Plaintiffs must demonstrate that they are similarly situated to the other members of the conditionally certified action, and they must produce "`more than just allegations and affidavits' demonstrating similarity in order to achieve final certification." Frye v. Baptist Mem'l Hosp., Inc., 495 Fed.Appx. 669, 671 (6th Cir. 2012) (quoting Morgan v. Family Dollar Stores, Inc., 551 F.3d 1233, 1261 (11th Cir. 2008)). The "overriding question" is whether the original plaintiffs and the opt-in plaintiffs are "similarly situated." Thiessen v. Gen. Elec. Capital Corp., 267 F.3d 1095, 1102 (10th Cir. 2001). In order to serve the interest of judicial economy and prevent abuse, the similarity among plaintiffs to a collective action must relate to more than just "job duties and pay provisions." Morgan v. Family Dollar Stores, Inc., 551 F.3d 1233, 1262 (11th Cir. 2008); White v. Osmose, Inc., 204 F.Supp.2d 1309, 1314 (M.D. Ala. 2002). The three factors that are typically used to assess the similarity of potential plaintiffs in a collective action are: the plaintiffs' employment settings, the individual defenses available to the defendant that may require individualized proof, and fairness and procedural considerations. Id.; Morgan, 551 F.3d at 1261. Although these three factors are commonly considered, certification involves an ad hoc consideration of all relevant factors, made on a case-by-case basis. Mott v. Driveline Retail Merch., Inc., 23 F.Supp.3d 483, 486-87 (E.D. Pa. 2014). If the Court concludes that Plaintiffs are similarly situated, the action proceeds collectively; otherwise, "the class is decertified, the claims of the opt-in plaintiffs are dismissed without prejudice, and the class representative[s] may proceed on [their] own claims." Lee v. ABC Carpet & Home, 236 F.R.D. 193, 197 (S.D.N.Y. 2006).

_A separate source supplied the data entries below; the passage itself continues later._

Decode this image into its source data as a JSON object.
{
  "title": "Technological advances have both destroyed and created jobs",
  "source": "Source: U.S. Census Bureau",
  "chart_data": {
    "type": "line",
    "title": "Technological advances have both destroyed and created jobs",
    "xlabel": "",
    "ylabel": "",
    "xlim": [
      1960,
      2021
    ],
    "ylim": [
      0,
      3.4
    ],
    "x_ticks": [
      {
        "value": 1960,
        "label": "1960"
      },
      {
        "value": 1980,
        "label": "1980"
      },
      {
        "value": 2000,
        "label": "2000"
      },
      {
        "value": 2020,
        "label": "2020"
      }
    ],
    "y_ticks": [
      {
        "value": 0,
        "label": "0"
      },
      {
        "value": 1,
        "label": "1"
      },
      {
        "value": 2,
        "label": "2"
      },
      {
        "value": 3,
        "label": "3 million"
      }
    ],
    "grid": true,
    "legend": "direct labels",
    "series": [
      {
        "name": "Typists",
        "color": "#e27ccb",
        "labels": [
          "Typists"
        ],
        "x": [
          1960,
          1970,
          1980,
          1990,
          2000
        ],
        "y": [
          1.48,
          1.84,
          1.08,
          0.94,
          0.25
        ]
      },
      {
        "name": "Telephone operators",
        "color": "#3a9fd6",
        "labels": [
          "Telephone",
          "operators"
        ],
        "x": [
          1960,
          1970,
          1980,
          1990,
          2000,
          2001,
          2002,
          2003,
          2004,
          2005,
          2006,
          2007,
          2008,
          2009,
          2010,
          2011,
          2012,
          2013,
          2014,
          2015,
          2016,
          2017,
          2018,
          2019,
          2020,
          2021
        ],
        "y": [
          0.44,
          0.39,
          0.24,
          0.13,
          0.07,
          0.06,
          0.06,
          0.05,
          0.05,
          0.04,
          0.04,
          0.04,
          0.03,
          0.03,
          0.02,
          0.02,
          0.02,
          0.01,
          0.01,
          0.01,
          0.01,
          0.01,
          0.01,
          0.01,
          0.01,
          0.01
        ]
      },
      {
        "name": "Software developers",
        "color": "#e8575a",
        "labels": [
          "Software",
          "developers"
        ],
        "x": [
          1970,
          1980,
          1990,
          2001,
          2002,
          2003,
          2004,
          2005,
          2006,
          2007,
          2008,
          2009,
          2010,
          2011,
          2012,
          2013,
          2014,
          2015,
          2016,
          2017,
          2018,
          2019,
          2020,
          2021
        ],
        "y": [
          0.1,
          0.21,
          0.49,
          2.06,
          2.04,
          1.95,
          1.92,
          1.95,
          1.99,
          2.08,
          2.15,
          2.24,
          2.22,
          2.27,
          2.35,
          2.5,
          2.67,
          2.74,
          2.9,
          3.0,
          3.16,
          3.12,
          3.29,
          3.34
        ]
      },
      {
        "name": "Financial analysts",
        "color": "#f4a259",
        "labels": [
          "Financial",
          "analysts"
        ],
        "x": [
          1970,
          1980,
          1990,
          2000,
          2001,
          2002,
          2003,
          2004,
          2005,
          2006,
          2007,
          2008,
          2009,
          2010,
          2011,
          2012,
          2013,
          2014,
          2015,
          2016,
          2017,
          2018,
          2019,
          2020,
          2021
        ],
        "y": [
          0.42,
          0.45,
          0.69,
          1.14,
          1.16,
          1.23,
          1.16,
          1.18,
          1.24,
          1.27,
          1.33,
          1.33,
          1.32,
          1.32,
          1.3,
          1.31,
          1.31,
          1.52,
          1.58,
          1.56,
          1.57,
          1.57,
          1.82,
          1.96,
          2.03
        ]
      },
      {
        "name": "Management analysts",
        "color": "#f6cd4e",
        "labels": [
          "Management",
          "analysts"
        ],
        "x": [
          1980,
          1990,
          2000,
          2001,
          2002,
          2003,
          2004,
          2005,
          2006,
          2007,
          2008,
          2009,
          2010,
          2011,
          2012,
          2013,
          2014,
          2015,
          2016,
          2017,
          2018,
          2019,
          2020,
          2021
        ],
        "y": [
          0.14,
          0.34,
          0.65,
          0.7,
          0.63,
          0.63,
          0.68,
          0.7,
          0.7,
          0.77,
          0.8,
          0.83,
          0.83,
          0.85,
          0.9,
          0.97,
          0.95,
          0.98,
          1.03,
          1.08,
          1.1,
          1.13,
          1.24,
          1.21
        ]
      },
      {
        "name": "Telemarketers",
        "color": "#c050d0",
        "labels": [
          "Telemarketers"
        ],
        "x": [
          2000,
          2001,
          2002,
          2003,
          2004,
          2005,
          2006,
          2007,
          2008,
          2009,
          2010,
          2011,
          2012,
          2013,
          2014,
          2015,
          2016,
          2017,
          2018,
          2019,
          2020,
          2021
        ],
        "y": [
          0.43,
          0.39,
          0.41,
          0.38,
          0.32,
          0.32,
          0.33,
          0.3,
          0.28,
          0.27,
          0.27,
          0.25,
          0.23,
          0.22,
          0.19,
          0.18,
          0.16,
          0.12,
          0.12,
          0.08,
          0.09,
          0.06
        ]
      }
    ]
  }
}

Saunders v. Getchell Agency Inc., No. 1:13-CV-00244-JDL, 2014 WL 12539643, at *2-3 (D. Me. Dec. 12, 2014), report and recommendation adopted, 2015 WL 1292594 (D. Me. Mar. 23, 2015).

Although this case involves several questions common to the class that can be resolved on representative evidence, Plaintiff Noll has failed to demonstrate that the TCA exception to the MCA defense — the issue for which Plaintiff bears the burden — is anything other than thoroughly individualized. Instead, Plaintiff has relied on evidence that the members of the collective are subject to the same job duties and pay provisions (i.e., the same Distributor Agreement). I am not persuaded that this is enough. Indeed, on this record, I cannot say what a typical TCA exception presentation will look like, or who the representatives might be. This not only calls for decertification of the existing collective action, but also undermines any inclination I might have had, on another showing, to amend the certification order to shrink the collective to include only those distributors who used personal vehicles to transport Defendants' product. I suspect such a showing might be possible, but not on the summary judgment and certification presentations made by Mr. Noll.


Defendants' Motion for Decertification of the FLSA Collective Action (ECF No. 268) is GRANTED. The FLSA and Declaratory Judgment claims of the Opt-In Plaintiffs are DISMISSED WITHOUT PREJUDICE. Plaintiff Timothy Noll's FLSA and Declaratory Judgment claim is DISMISSED WITH PREJUDICE, based on his failure to substantiate his own recourse to the TCA exception in opposition to Defendants' summary judgment motion.



1. I granted summary judgment in favor of Defendants on the state law claims.
2. The Distributor Agreement does not allow distributors to sell stales to the public, thought distributors may sell stale products to purchasers for non-human consumption. Distributor Agreement § 12.3. The record also reflects that the thrift stores maintain accounts with Defendants so that Defendants receive payment from the thrift stores rather than the distributors.
3. Some distributors employ others to perform their duties.